When Push Comes to Shove
If you begin with a false premise (the Israel problem must be "solved" since the lack of a "solution" is harming American interests in the Muslim world) you will invariably arrive at a false conclusion (Israel must be strong-armed into doing your bidding, even if unfairly punishes the Jews and unfairly rewards Arabs, who have done nothing whatsoever to deserve it). Jeffrey Tobin explains how it works:
If there were any lingering doubts in the minds of Democrats who care about Israel that the president they helped elect has fundamentally altered American foreign policy to the Jewish state's disadvantage, they are now gone. The New York Times officially proclaimed the administration's changed attitude in a front-page story last week that ought to send chills down the spine of anyone who believed Barack Obama when he pledged in 2008 that he would be a loyal friend of Israel.
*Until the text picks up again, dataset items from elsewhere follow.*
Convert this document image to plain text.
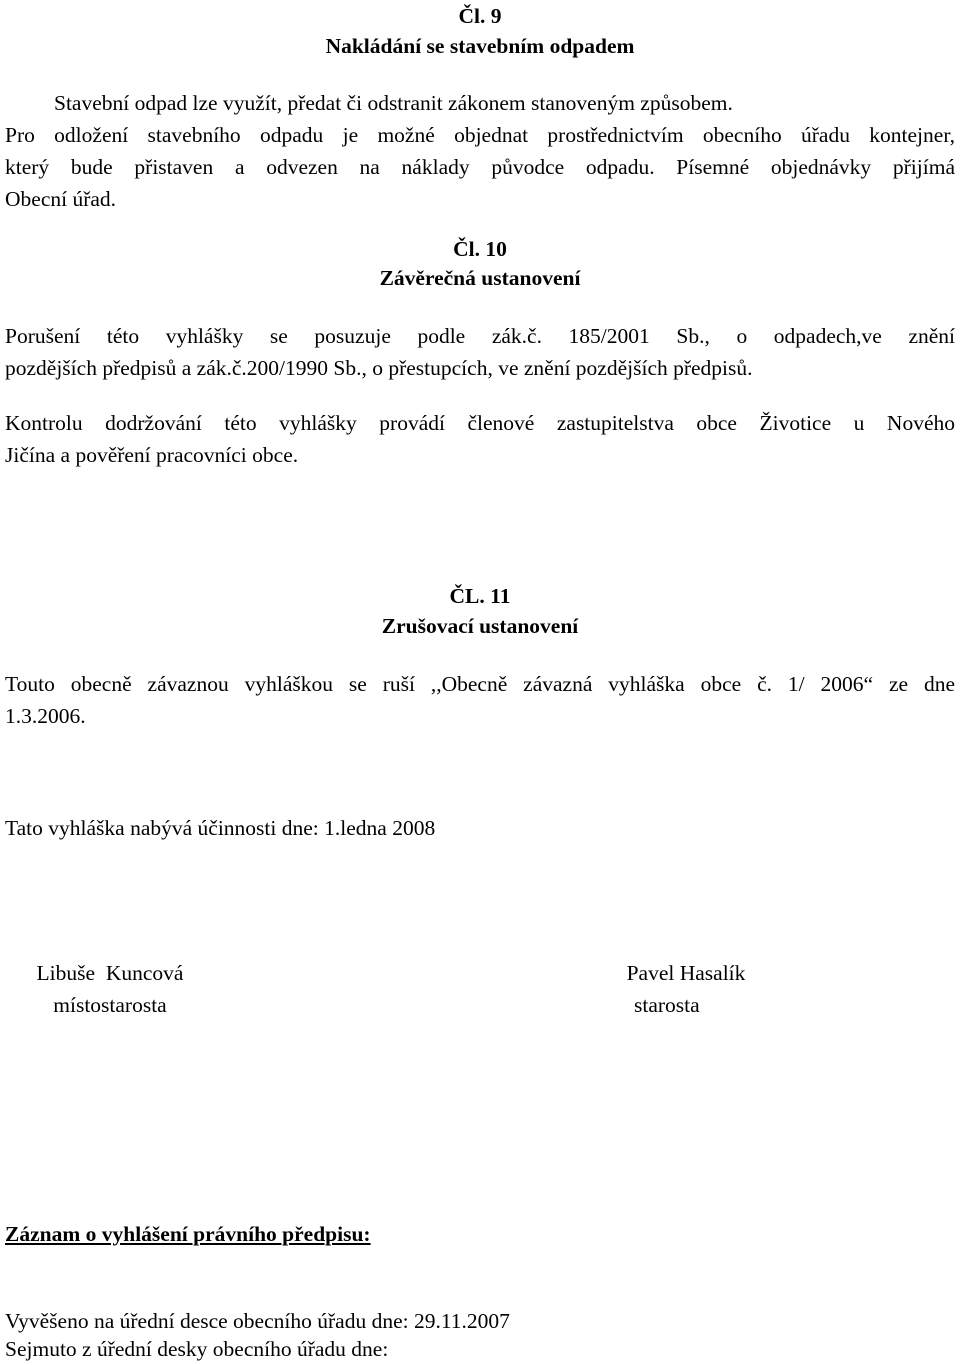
Čl. 9
Nakládání se stavebním odpadem
Stavební odpad lze využít, předat či odstranit zákonem stanoveným způsobem.
Pro odložení stavebního odpadu je možné objednat prostřednictvím obecního úřadu kontejner,
který bude přistaven a odvezen na náklady původce odpadu. Písemné objednávky přijímá
Obecní úřad.
Čl. 10
Závěrečná ustanovení
Porušení této vyhlášky se posuzuje podle zák.č. 185/2001 Sb., o odpadech,ve znění
pozdějších předpisů a zák.č.200/1990 Sb., o přestupcích, ve znění pozdějších předpisů.
Kontrolu dodržování této vyhlášky provádí členové zastupitelstva obce Životice u Nového
Jičína a pověření pracovníci obce.
ČL. 11
Zrušovací ustanovení
Touto obecně závaznou vyhláškou se ruší ,,Obecně závazná vyhláška obce č. 1/ 2006“ ze dne
1.3.2006.
Tato vyhláška nabývá účinnosti dne: 1.ledna 2008
Libuše  Kuncová
místostarosta
Pavel Hasalík
starosta
Záznam o vyhlášení právního předpisu:
Vyvěšeno na úřední desce obecního úřadu dne: 29.11.2007
Sejmuto z úřední desky obecního úřadu dne:
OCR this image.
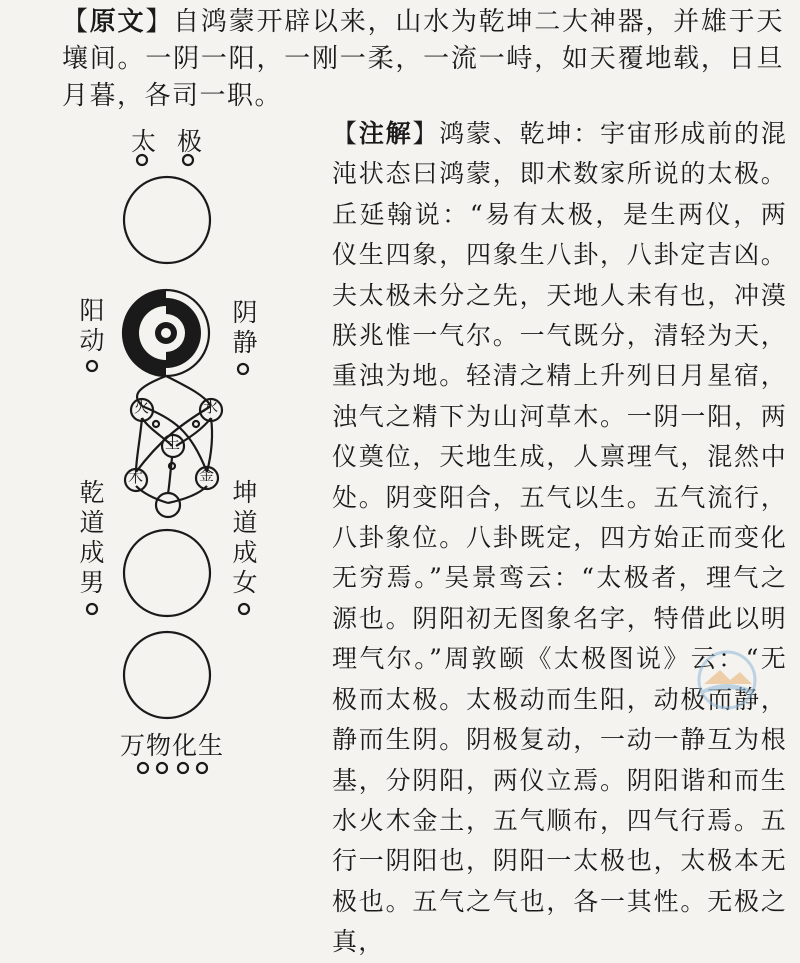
【原文】自鸿蒙开辟以来，山水为乾坤二大神器，并雄于天壤间。一阴一阳，一刚一柔，一流一峙，如天覆地载，日旦月暮，各司一职。
太 极
阳动
阴静
火	水
土
木	金
乾道成男
坤道成女
万物化生
【注解】鸿蒙、乾坤：宇宙形成前的混沌状态曰鸿蒙，即术数家所说的太极。丘延翰说：“易有太极，是生两仪，两仪生四象，四象生八卦，八卦定吉凶。夫太极未分之先，天地人未有也，冲漠朕兆惟一气尔。一气既分，清轻为天，重浊为地。轻清之精上升列日月星宿，浊气之精下为山河草木。一阴一阳，两仪奠位，天地生成，人禀理气，混然中处。阴变阳合，五气以生。五气流行，八卦象位。八卦既定，四方始正而变化无穷焉。”吴景鸾云：“太极者，理气之源也。阴阳初无图象名字，特借此以明理气尔。”周敦颐《太极图说》云：“无极而太极。太极动而生阳，动极而静，静而生阴。阴极复动，一动一静互为根基，分阴阳，两仪立焉。阴阳谐和而生水火木金土，五气顺布，四气行焉。五行一阴阳也，阴阳一太极也，太极本无极也。五气之气也，各一其性。无极之真，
In the view of the paper's Washington correspondents, the moment that signaled what had already been apparent to anyone who was paying attention was the president's declaration at a Tuesday news conference that resolving the Middle East conflict was "a vital national security interest of the United States." Mr. Obama went on to state that the conflict is "costing us significantly in terms of blood and treasure," thus attempting to draw a link between Israel's attempts to defend itself with the safety of American troops who are fighting Islamist terrorists in Iraq and Afghanistan and elsewhere in the world. By claiming the Arab-Israeli conflict to be a "vital national security interest" that must be resolved, the "frustrated" Obama is making it clear that he will push hard to impose a solution on the parties.
The significance of this false argument is that it not only seeks to wrongly put the onus on Israel for the lack of a peace agreement but that it also now attempts to paint any Israeli refusal to accede to Obama's demands as a betrayal in which a selfish Israel is stabbing America in the back. The response from Obama to this will be, the Times predicts, "tougher policies toward Israel," since it is, in this view, ignoring America's interests and even costing American lives.
The problem with this policy is that the basic premise behind it is false. Islamists may hate Israel, but that is not why they are fighting the United States. They are fighting America because they rightly see the West and its culture, values, and belief in democracy as antithetical to their own beliefs and a threat to its survival and growth as they seek to impose their medieval system everywhere they can. Americans are not dying because Israelis want to live in Jerusalem or even the West Bank or even because there is an Israel. If Israel were to disappear tomorrow, that catastrophe would certainly be cheered in the Arab and Islamic world, but it would not end the wars in Iraq or Afghanistan, cause Iran to stop its nuclear program, or put al-Qaeda out of business. In fact, a defeat for a country allied with the United States would strengthen Iran and al-Qaeda.
But undeterred by the facts and the experience of a generation of failed peace plans that have always foundered not on Israeli intransigence but rather on the absolute refusal of any Palestinian leader to put his signature on a document that will legitimize a Jewish state within any borders, Obama is pushing ahead...
Yes, because that's what he does--push ahead with one bad damn idea after another, with no end in sight.